Article on pp401‑402 of

Samuel Ball Platner (as completed and revised by Thomas Ashby):
A Topographical Dictionary of Ancient Rome,
London: Oxford University Press, 1929.


[A large stone gate with one arch and two crenelated towers; in the background, a somewhat taller pyramid. It is the Porta S. Paolo or Porta Ostiensis in Rome, with the Pyramid of Cestius.]
41 PORTA OSTIENSIS, INTERIOR (p. 411)

Porta Ostiensis: a gate in the Aurelian wall through which passed the Via Ostiensis (q.v.) (Amm. Marcell. XVII.4.12 — the obelisk now at the  p402 Lateran 'per Ostiensem portam piscinamque publicam circo illatus est maximo'DMH). It had acquired the name which it still bears, under the modern form Porta S. Paolo, as early as the sixth century (Procop. B. G. II.4.39; III.36: πύλη ἡ Παύλου τοῦ ἀποστόλου ἐρύνυμός ἐστι; Aethicus, p716 Gronov. (83 Riese): Ostiensem portam quae est domni Pauli apostoli). It seems to be mentioned as porta Latina by Magister Gregorius, who describes what should be the pyramid of Cestius in conjunction with it (JRS 1919, 20, 46, 56).

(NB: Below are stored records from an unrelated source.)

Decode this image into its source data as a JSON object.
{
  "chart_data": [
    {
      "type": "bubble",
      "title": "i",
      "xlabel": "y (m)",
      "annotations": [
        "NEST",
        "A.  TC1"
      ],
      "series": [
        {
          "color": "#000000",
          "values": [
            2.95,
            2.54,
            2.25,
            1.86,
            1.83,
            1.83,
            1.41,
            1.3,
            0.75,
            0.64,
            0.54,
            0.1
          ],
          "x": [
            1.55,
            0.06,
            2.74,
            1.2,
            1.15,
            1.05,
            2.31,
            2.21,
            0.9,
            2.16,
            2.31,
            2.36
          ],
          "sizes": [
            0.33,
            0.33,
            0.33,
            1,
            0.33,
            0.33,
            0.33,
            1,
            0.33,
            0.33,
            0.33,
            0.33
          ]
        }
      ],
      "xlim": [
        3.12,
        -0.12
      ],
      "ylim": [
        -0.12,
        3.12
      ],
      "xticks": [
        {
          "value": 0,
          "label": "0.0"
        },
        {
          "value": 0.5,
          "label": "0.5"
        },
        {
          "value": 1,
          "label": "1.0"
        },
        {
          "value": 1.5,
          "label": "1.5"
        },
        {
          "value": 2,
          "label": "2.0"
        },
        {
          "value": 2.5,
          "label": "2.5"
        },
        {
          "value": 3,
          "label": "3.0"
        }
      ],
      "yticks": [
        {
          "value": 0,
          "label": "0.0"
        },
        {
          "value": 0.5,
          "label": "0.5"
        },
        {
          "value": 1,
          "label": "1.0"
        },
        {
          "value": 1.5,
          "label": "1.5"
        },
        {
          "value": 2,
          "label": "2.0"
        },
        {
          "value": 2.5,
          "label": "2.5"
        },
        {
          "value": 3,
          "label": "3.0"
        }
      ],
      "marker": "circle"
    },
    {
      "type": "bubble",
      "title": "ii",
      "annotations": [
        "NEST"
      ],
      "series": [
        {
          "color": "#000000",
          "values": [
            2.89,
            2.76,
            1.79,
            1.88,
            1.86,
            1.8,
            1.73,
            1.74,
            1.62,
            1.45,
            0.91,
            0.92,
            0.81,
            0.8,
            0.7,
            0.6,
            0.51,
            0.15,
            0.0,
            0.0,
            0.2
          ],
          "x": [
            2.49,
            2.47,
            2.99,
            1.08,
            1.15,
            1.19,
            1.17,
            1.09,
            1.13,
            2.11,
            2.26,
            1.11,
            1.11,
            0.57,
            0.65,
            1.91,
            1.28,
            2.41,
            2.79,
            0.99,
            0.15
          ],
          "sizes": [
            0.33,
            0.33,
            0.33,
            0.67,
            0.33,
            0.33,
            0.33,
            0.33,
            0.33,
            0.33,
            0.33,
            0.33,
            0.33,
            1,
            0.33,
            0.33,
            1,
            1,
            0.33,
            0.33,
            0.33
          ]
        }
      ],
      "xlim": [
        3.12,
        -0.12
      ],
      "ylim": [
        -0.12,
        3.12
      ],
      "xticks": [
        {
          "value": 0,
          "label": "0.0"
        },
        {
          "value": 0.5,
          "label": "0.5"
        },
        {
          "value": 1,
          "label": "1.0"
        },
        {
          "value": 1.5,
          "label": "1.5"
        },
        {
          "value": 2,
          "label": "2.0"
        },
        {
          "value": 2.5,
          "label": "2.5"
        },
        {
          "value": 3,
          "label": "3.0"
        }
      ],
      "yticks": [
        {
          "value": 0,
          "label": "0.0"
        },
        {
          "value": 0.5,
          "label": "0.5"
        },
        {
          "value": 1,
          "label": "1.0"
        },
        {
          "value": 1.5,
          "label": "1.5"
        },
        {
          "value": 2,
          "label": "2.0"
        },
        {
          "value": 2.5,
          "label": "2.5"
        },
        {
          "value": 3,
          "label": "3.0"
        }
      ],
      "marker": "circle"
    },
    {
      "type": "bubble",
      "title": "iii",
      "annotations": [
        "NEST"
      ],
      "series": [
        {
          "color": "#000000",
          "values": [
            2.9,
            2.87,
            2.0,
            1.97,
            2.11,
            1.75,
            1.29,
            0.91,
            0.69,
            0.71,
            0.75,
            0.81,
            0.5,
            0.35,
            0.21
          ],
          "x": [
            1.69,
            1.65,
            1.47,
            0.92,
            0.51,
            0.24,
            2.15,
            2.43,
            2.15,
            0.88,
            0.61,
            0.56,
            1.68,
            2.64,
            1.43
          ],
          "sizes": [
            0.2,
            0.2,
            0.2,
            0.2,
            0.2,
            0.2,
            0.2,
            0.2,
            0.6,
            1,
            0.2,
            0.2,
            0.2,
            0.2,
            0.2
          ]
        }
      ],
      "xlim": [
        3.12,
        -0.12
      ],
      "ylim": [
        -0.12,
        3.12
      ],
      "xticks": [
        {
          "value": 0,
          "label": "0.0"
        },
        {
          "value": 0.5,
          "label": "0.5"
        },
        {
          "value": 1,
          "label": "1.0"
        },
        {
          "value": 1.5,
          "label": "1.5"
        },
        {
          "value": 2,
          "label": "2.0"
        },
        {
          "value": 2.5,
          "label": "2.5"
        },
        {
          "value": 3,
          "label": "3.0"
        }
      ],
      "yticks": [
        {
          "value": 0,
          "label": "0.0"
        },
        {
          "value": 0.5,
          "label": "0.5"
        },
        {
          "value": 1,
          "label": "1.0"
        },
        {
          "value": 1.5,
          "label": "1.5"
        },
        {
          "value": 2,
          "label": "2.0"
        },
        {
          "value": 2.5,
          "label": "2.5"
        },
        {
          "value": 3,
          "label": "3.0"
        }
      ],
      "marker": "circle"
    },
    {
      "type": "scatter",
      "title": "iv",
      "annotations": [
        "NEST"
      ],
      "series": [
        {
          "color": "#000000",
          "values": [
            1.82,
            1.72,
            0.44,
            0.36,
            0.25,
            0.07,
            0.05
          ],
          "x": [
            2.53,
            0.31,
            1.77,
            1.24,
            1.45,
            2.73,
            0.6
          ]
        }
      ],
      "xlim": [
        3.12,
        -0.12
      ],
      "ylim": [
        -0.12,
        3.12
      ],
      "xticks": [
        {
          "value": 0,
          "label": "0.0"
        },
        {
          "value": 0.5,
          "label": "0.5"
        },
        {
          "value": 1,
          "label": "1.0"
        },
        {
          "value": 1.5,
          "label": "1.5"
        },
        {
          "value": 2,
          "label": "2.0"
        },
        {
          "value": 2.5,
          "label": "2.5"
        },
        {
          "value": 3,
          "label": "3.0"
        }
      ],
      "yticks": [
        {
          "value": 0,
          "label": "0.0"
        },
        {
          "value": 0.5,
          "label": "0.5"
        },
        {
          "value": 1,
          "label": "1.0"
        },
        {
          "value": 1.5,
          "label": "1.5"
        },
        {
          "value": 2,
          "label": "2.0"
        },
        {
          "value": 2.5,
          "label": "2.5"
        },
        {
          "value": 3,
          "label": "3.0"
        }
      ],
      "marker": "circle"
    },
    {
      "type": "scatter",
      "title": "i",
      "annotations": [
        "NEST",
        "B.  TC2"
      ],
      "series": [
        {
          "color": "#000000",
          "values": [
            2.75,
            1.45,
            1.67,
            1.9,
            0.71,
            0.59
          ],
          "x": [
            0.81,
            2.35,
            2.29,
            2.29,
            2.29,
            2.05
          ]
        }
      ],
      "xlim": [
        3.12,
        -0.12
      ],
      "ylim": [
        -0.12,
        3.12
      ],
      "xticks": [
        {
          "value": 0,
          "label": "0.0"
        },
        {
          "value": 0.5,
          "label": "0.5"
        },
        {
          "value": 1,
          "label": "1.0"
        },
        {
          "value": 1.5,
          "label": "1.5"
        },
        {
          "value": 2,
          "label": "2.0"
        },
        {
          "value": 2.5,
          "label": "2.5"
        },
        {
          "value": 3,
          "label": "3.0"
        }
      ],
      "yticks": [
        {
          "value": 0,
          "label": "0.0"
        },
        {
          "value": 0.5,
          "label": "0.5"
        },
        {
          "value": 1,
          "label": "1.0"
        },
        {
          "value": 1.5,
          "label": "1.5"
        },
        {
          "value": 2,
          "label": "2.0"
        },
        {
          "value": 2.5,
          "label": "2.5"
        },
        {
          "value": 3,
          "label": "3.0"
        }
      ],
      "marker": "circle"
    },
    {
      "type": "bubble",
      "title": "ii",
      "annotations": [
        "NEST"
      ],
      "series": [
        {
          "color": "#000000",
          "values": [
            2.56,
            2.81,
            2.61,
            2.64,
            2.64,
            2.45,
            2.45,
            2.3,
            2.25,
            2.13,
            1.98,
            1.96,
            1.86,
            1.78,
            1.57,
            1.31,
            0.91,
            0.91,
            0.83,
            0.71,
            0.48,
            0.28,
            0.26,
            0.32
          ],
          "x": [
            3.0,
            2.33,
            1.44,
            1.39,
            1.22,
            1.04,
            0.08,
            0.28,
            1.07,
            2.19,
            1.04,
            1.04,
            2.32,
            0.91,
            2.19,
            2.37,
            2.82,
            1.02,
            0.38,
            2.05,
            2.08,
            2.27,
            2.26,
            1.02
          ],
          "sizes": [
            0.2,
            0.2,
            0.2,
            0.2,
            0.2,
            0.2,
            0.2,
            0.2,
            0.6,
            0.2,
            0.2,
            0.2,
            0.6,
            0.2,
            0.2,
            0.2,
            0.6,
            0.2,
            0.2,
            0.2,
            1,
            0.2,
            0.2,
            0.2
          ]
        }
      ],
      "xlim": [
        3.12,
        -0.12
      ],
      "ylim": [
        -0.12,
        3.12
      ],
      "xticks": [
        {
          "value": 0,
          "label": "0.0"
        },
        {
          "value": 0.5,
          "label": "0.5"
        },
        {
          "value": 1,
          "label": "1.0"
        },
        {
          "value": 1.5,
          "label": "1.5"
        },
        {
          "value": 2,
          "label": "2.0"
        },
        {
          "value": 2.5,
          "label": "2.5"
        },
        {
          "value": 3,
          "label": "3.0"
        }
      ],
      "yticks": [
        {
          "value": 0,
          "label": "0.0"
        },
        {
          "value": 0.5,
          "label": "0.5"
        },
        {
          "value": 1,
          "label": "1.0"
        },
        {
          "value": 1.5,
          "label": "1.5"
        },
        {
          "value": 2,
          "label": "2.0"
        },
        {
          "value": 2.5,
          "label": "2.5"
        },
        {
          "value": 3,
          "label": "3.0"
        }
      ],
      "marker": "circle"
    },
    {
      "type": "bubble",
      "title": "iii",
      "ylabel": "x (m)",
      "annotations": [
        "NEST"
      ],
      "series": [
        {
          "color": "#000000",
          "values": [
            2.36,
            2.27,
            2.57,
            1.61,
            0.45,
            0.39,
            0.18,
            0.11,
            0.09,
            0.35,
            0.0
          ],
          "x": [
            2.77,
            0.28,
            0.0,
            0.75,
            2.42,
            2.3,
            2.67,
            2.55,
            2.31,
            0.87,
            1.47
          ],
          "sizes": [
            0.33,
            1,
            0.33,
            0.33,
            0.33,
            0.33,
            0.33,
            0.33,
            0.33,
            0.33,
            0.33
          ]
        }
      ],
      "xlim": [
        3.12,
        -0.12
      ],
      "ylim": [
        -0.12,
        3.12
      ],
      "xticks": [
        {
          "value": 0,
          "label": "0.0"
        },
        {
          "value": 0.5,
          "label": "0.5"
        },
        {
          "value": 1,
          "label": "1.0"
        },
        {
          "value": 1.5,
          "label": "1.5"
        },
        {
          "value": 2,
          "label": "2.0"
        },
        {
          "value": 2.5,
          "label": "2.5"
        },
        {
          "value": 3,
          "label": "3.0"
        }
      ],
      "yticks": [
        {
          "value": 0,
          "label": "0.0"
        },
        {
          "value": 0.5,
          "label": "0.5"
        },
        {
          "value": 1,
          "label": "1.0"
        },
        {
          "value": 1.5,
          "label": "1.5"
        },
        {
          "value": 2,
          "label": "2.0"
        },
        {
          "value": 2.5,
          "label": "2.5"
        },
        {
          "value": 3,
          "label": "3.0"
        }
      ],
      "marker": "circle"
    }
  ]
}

It is probable that, like the porta Appia and the porta Flaminia, it originally had a double arch; and this explains why there are two arches of travertine side by side in the inner gateway (Ill. 41), which belongs to a later restoration, as Aurelian does not appear to have constructed any of his gates with courtyards. The two arches of the outer gateway were suppressed at some unknown date, and replaced by a single arch in travertine with a very wide curtain, flanked by two semi-circular brick towers. Such towers should as a rule be attributed to Aurelian, but here they have been strengthened at a later date, and there are considerable traces of alterations throughout, though parts of the original curtain still remain. The rise in level at the time of Honorius has been greatly over­estimated (LD 54, fig. 13). See BC 1927, 57‑59.

Adjacent to the gate on the right is the Sepulcrum C. Cestii (q.v.), and beyond it again was a postern for the exit of the road from the porta Trigemina, which fell into the via Ostiensis. Some of its pavement, discovered in 1824, may be seen in the ditch of the old Protestant cemetery. This postern was, according to some authorities, closed by Honorius (Jord. I.1.38; Mon. L. I.512; LF 44; T IV.7‑13); but it can well have happened much earlier (PBS X.21).